Un homme en grand boubou tient un micro
Baaba Maal se produit au Barbican Centre le 30 mai 2023 à Londres, en Angleterre. Robin Little/Redferns via Getty Images.

Sorti le 31 mars 2023, “Being”, le nouvel album de l’artiste sénégalais, Baaba Maal, comporte sept titres qui s’inscrivent tous ou presque dans une continuité thématique. Les sujets qui y sont abordés – l’amour, la solidarité, la solitude, l’humilité, l’immigration, l’environnement, etc. – sont à la fois universels et intemporels. Ils s'accordent avec chaque époque.

Mes recherches portent sur l'oralité, entre autres. Dans cet article, je passe en revue le dernier album de Baaba Maal qui surfe entre continuité thématique et rupture stylistique.

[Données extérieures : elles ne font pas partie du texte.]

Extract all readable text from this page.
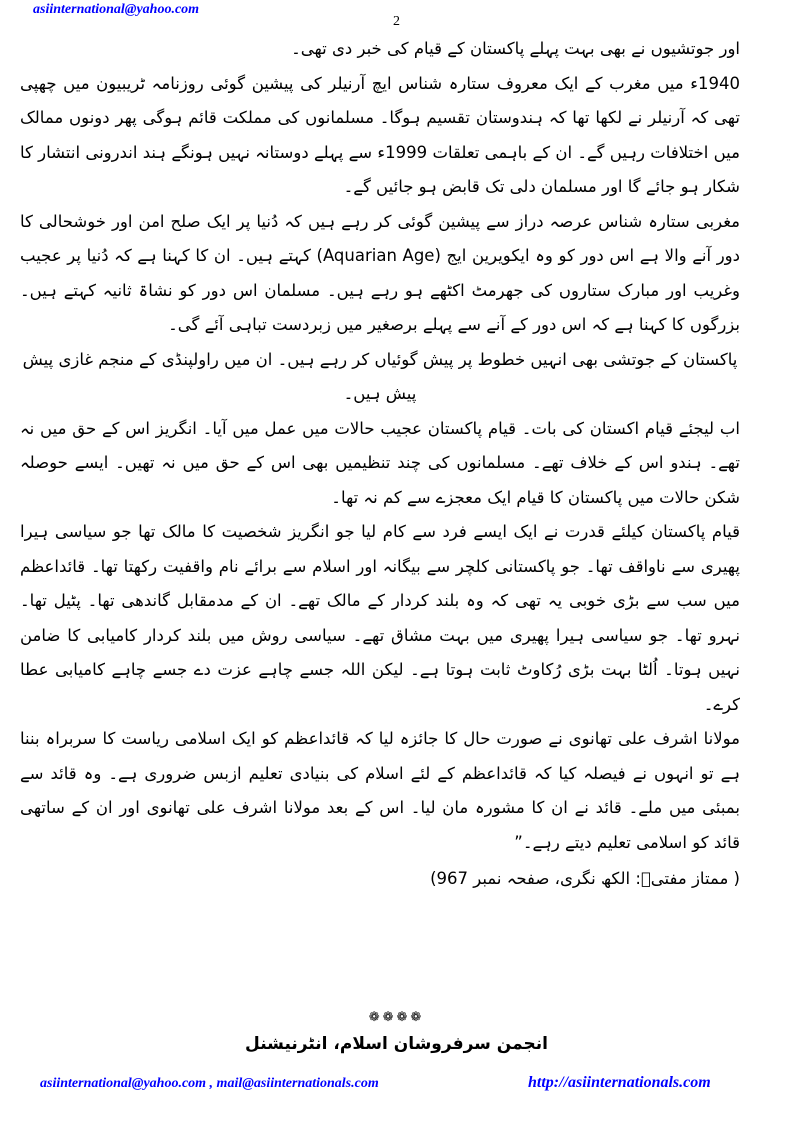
asiinternational@yahoo.com
2

اور جوتشیوں نے بھی بہت پہلے پاکستان کے قیام کی خبر دی تھی۔

1940ء میں مغرب کے ایک معروف ستارہ شناس ایچ آرنیلر کی پیشین گوئی روزنامہ ٹریبیون میں چھپی تھی کہ آرنیلر نے لکھا تھا کہ ہندوستان تقسیم ہوگا۔ مسلمانوں کی مملکت قائم ہوگی پھر دونوں ممالک میں اختلافات رہیں گے۔ ان کے باہمی تعلقات 1999ء سے پہلے دوستانہ نہیں ہونگے ہند اندرونی انتشار کا شکار ہو جائے گا اور مسلمان دلی تک قابض ہو جائیں گے۔

مغربی ستارہ شناس عرصہ دراز سے پیشین گوئی کر رہے ہیں کہ دُنیا پر ایک صلح امن اور خوشحالی کا دور آنے والا ہے اس دور کو وہ ایکویرین ایج (Aquarian Age) کہتے ہیں۔ ان کا کہنا ہے کہ دُنیا پر عجیب وغریب اور مبارک ستاروں کی جھرمٹ اکٹھے ہو رہے ہیں۔ مسلمان اس دور کو نشاۃ ثانیہ کہتے ہیں۔ بزرگوں کا کہنا ہے کہ اس دور کے آنے سے پہلے برصغیر میں زبردست تباہی آئے گی۔

پاکستان کے جوتشی بھی انہیں خطوط پر پیش گوئیاں کر رہے ہیں۔ ان میں راولپنڈی کے منجم غازی پیش پیش ہیں۔

اب لیجئے قیام اکستان کی بات۔ قیام پاکستان عجیب حالات میں عمل میں آیا۔ انگریز اس کے حق میں نہ تھے۔ ہندو اس کے خلاف تھے۔ مسلمانوں کی چند تنظیمیں بھی اس کے حق میں نہ تھیں۔ ایسے حوصلہ شکن حالات میں پاکستان کا قیام ایک معجزے سے کم نہ تھا۔

قیام پاکستان کیلئے قدرت نے ایک ایسے فرد سے کام لیا جو انگریز شخصیت کا مالک تھا جو سیاسی ہیرا پھیری سے ناواقف تھا۔ جو پاکستانی کلچر سے بیگانہ اور اسلام سے برائے نام واقفیت رکھتا تھا۔ قائداعظم میں سب سے بڑی خوبی یہ تھی کہ وہ بلند کردار کے مالک تھے۔ ان کے مدمقابل گاندھی تھا۔ پٹیل تھا۔ نہرو تھا۔ جو سیاسی ہیرا پھیری میں بہت مشاق تھے۔ سیاسی روش میں بلند کردار کامیابی کا ضامن نہیں ہوتا۔ اُلٹا بہت بڑی رُکاوٹ ثابت ہوتا ہے۔ لیکن اللہ جسے چاہے عزت دے جسے چاہے کامیابی عطا کرے۔

مولانا اشرف علی تھانوی نے صورت حال کا جائزہ لیا کہ قائداعظم کو ایک اسلامی ریاست کا سربراہ بننا ہے تو انہوں نے فیصلہ کیا کہ قائداعظم کے لئے اسلام کی بنیادی تعلیم ازبس ضروری ہے۔ وہ قائد سے بمبئی میں ملے۔ قائد نے ان کا مشورہ مان لیا۔ اس کے بعد مولانا اشرف علی تھانوی اور ان کے ساتھی قائد کو اسلامی تعلیم دیتے رہے۔”

( ممتاز مفتیؒ: الکھ نگری، صفحہ نمبر 967)
❁❁❁❁
انجمن سرفروشان اسلام، انٹرنیشنل
asiinternational@yahoo.com , mail@asiinternationals.com	http://asiinternationals.com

Dans cet album composé de sept titres, l'artiste chante sa communauté (les pêcheurs), invite à la modération, à la retenue et à la sobriété dans les prises de parole, avec l'explosion des nouveaux médias qui, en libérant la parole, amplifient le phénomène et nous exposent à des dérives.

Baaba Maal magnifie la beauté de la nature, de l'hivernage et de la femme peule. Il aborde également le thème de la migration - une tradition bien ancrée dans le nord du Sénégal dont il est originaire - depuis la sécheresse du début des années 70. L'amour, un autre thème cher à l'artiste, y est également chanté.

L'artiste surnommé le roi du Yeela - genre poétique et musical peul- reprend beaucoup de chansons de son répertoire. Malgré leur ancienneté, ces morceaux n’ont pas pris une ride. Baaba Maal s’est juste employé ici à actualiser ces thèmes pour les (re)connecter avec les problématiques de l’heure liées à l'immigration, à l'environnement, au climat, etc.

Rupture du style musical

Cet album de l'artiste qui a récemment fait une apparition dans le blockbuster américain “Black Panther : Wakanda Forever” marque une rupture au niveau du style musical. En effet, ici, Baaba Maal ne s’enferme pas dans le Yeela, un style musical qu'il a largement popularisé et dont il est le porte-étendard mais s’ouvre plutôt, comme il l’a dit récemment, à plusieurs apports musicaux, à plusieurs sonorités fruits de sa rencontre avec d’autres artistes, d’autres peuples, d’autres cultures, inscrivant cet album dans le genre de la world music.

L’actualisation de ces problématiques et cette ouverture à d’autres apports permettent à l’artiste, qui a marqué plusieurs générations de mélomanes du Sénégal, de l’Afrique et du monde, de susciter l’intérêt des plus jeunes pour son œuvre musicale.

Baaba Maal interprète Wakanda dans Black Panther 2.

Appartenance à l'universel

La musique de Baaba Maal interpelle non seulement les gens de sa génération mais également les plus jeunes qui utilisent ses nouvelles productions pour les challenges, leur lubie dans le réseau social TikTok et les “henné time”,une nouvelle tendance chez les jeunes filles sur le point de se marier, une pratique qui a un immense succès sur les réseaux sociaux.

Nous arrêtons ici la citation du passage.